La combinación es especialmente negativa para la bolsa: si las estimaciones de beneficios disminuyen, las acciones pueden dejar de parecer baratas incluso después de una corrección. Es precisamente el riesgo que ayuda a explicar por qué los fondos abandonaron las estrategias de valor.
También empeoró la expectativa para el real. El rango más elegido para el cierre de 2026 pasó de entre 5,11 y 5,40 reales por dólar en julio a entre 5,41 y 5,70 en agosto.
Los fondos sí esperan cierto alivio monetario. Más de tres cuartas partes proyectan al menos un nuevo recorte de 25 puntos básicos de la tasa Selic durante el año y el 53% anticipa como mínimo dos reducciones.
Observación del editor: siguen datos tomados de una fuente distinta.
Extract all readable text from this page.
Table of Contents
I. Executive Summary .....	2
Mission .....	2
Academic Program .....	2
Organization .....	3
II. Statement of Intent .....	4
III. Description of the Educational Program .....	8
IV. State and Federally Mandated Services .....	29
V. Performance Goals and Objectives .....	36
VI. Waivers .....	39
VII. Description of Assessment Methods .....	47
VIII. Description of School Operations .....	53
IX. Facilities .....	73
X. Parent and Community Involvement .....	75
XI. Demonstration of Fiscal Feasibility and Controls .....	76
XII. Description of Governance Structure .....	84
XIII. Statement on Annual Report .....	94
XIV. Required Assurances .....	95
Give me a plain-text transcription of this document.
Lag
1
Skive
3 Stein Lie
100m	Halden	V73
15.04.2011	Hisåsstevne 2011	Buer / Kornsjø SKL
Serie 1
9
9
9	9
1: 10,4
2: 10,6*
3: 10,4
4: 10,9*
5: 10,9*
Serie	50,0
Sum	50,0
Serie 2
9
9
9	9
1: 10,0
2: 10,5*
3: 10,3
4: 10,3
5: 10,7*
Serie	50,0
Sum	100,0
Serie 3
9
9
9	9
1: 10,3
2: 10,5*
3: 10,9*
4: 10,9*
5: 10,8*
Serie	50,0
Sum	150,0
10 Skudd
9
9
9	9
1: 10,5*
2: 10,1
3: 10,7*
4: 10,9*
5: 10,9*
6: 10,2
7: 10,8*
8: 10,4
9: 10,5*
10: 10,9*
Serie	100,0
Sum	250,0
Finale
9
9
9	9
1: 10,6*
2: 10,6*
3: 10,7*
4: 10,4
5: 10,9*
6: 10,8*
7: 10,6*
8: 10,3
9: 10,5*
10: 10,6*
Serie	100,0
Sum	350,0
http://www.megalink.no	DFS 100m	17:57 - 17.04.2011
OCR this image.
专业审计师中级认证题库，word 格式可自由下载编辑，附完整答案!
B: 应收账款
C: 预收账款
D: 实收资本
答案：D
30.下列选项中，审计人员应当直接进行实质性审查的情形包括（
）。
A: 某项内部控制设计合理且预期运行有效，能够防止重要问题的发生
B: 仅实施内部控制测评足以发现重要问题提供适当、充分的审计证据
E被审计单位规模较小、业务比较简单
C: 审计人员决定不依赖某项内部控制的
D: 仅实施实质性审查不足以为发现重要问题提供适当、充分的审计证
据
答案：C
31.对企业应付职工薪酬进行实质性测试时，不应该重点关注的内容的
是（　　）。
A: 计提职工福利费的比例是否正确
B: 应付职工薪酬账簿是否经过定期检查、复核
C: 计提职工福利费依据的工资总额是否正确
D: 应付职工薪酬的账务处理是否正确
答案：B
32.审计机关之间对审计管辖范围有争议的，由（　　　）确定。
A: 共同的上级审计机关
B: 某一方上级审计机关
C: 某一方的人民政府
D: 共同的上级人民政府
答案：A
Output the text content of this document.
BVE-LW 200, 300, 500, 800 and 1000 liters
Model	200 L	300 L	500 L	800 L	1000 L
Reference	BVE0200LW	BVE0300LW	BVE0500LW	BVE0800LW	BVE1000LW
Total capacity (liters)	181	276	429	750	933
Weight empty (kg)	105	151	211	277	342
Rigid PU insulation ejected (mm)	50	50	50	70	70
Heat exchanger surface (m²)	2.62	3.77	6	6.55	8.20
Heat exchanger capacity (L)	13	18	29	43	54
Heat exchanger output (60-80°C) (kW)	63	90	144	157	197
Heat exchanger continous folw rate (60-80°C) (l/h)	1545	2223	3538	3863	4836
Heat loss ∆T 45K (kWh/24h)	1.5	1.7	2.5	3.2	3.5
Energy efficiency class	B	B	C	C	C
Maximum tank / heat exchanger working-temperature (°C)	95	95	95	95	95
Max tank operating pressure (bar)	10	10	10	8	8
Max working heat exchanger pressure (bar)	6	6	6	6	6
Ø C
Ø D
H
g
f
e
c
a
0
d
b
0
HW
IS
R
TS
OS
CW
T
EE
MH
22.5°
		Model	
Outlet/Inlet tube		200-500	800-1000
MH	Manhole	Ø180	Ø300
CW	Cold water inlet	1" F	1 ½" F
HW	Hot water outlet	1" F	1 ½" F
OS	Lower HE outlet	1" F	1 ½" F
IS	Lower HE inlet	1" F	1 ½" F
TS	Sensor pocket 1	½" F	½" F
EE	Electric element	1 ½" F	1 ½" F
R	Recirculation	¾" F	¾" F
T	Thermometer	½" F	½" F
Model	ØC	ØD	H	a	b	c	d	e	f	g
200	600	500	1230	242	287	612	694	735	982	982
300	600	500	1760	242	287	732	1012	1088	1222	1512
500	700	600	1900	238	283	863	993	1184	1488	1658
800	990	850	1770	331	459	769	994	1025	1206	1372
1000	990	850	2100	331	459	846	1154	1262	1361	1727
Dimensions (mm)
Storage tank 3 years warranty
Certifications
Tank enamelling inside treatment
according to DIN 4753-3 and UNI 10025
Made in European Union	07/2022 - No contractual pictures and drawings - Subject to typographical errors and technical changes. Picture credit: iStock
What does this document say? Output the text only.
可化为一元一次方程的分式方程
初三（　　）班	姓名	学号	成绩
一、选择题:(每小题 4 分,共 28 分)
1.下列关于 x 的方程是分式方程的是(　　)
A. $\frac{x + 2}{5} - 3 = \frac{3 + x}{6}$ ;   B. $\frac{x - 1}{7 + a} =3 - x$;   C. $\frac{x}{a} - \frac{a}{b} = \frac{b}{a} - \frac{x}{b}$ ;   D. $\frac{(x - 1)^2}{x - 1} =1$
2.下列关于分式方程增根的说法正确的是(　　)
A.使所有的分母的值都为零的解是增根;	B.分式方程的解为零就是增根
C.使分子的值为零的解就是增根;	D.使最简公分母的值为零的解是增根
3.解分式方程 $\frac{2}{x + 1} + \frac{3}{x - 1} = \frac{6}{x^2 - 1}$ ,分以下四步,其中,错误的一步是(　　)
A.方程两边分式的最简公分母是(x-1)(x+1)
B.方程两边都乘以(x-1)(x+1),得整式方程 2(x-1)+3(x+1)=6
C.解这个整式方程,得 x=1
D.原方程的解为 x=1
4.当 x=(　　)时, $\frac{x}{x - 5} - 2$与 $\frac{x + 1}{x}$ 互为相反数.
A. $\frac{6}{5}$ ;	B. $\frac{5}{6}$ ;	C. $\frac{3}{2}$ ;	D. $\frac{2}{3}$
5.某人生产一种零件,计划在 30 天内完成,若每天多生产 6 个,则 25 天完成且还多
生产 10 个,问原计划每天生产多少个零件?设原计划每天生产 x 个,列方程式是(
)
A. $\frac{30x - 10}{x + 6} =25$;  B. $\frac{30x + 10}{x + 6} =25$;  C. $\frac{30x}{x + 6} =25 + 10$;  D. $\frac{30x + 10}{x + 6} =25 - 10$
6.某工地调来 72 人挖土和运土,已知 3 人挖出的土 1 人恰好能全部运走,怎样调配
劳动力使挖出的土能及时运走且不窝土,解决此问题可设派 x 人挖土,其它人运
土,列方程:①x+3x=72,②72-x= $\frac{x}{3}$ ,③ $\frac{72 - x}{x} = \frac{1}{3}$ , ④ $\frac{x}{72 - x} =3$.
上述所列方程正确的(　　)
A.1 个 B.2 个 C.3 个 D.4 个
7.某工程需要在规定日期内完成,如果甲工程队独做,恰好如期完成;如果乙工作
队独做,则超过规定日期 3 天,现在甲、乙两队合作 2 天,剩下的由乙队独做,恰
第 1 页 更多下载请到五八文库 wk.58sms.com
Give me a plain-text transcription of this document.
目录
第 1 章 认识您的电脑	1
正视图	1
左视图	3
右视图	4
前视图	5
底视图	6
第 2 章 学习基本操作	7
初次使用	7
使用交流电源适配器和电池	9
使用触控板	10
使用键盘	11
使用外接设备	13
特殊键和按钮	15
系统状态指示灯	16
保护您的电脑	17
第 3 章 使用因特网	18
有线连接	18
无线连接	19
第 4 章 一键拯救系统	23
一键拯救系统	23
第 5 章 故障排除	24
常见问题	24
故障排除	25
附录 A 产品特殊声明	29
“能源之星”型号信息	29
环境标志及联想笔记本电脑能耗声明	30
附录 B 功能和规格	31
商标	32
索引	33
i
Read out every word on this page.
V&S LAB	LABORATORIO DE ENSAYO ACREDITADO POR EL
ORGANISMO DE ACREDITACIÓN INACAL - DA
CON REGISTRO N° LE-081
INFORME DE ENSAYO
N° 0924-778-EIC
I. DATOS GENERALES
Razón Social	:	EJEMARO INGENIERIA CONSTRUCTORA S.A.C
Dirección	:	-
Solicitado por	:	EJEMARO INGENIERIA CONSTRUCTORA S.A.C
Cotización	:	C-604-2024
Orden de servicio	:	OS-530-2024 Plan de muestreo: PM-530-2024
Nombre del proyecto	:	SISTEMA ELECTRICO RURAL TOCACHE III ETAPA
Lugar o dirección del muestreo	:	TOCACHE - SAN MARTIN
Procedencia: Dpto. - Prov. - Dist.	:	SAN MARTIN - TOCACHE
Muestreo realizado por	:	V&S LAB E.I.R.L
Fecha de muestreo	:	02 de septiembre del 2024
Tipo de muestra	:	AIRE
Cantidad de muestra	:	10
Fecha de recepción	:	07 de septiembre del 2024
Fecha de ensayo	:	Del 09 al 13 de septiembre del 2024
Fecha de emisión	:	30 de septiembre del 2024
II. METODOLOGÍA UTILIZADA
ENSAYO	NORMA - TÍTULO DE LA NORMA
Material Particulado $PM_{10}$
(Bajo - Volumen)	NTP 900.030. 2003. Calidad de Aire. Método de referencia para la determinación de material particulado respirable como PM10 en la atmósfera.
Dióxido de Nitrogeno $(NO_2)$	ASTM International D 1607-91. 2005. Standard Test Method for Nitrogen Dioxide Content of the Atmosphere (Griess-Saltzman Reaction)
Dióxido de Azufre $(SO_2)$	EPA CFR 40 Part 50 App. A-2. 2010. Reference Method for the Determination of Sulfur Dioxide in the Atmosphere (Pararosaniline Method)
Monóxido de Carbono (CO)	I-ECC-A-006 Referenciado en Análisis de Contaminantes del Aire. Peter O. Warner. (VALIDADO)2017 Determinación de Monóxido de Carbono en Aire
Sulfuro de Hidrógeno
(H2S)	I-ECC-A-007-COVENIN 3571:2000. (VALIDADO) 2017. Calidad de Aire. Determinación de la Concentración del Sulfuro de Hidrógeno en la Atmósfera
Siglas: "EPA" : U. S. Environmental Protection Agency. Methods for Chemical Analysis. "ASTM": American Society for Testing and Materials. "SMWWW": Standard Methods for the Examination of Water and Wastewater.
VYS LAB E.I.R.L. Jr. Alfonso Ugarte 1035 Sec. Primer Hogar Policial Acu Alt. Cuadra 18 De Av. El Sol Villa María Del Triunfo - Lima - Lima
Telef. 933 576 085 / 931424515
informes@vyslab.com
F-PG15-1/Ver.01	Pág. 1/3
BofA es más prudente: espera una baja de 25 puntos básicos en septiembre, seguida por una pausa prolongada.
Para que el Banco Central de Brasil pueda profundizar el ciclo de recortes, los inversores consideran necesarias una caída de las expectativas de inflación, una mejora fiscal y mayor estabilidad cambiaria.
Cuarta señal: las tasas de Estados Unidos y el dólar amenazan a la región
La principal amenaza externa identificada por los fondos es una permanencia de las tasas estadounidenses en niveles elevados. En segundo lugar aparece un fortalecimiento adicional del dólar.
Ambos factores pueden golpear simultáneamente a América Latina. Los rendimientos elevados de los bonos del Tesoro aumentan el atractivo de los activos estadounidenses, encarecen el financiamiento internacional y reducen los incentivos para invertir en mercados emergentes.
Un dólar más fuerte también presiona a las monedas regionales, alimenta riesgos inflacionarios y limita el margen de los bancos centrales para bajar las tasas. Esa combinación resulta especialmente comprometedora para economías que necesitan reducir el costo del crédito sin provocar una salida de capitales.
La encuesta muestra que la mayoría espera un dólar global más fuerte durante 2026. Ese escenario ayuda a explicar tanto la depreciación proyectada para el real brasileño como el posicionamiento más defensivo de los fondos.
Por qué la Argentina todavía conserva una expectativa favorable
La Argentina aparece como una excepción relativa dentro del relevamiento. La posición positiva supera a la neutral y la visión negativa es marginal, pese al retroceso general del apetito por riesgo regional.
Sin embargo, el dato debe tomarse con pinzas. El porcentaje de inversores que espera nuevas mejoras es apenas cercano a un tercio y disminuyó ligeramente frente a julio. Por lo tanto, todavía existe interés por los activos argentinos, pero no hay una señal de compra masiva.
La diferencia es relevante porque los fondos no están aumentando “indiscriminadamente” su exposición a América Latina, sino eligiendo mercados y activos con catalizadores propios.
En ese escenario, la Argentina conserva margen para avanzar, aunque deberá demostrar que puede sostener esos catalizadores frente a un contexto internacional menos favorable.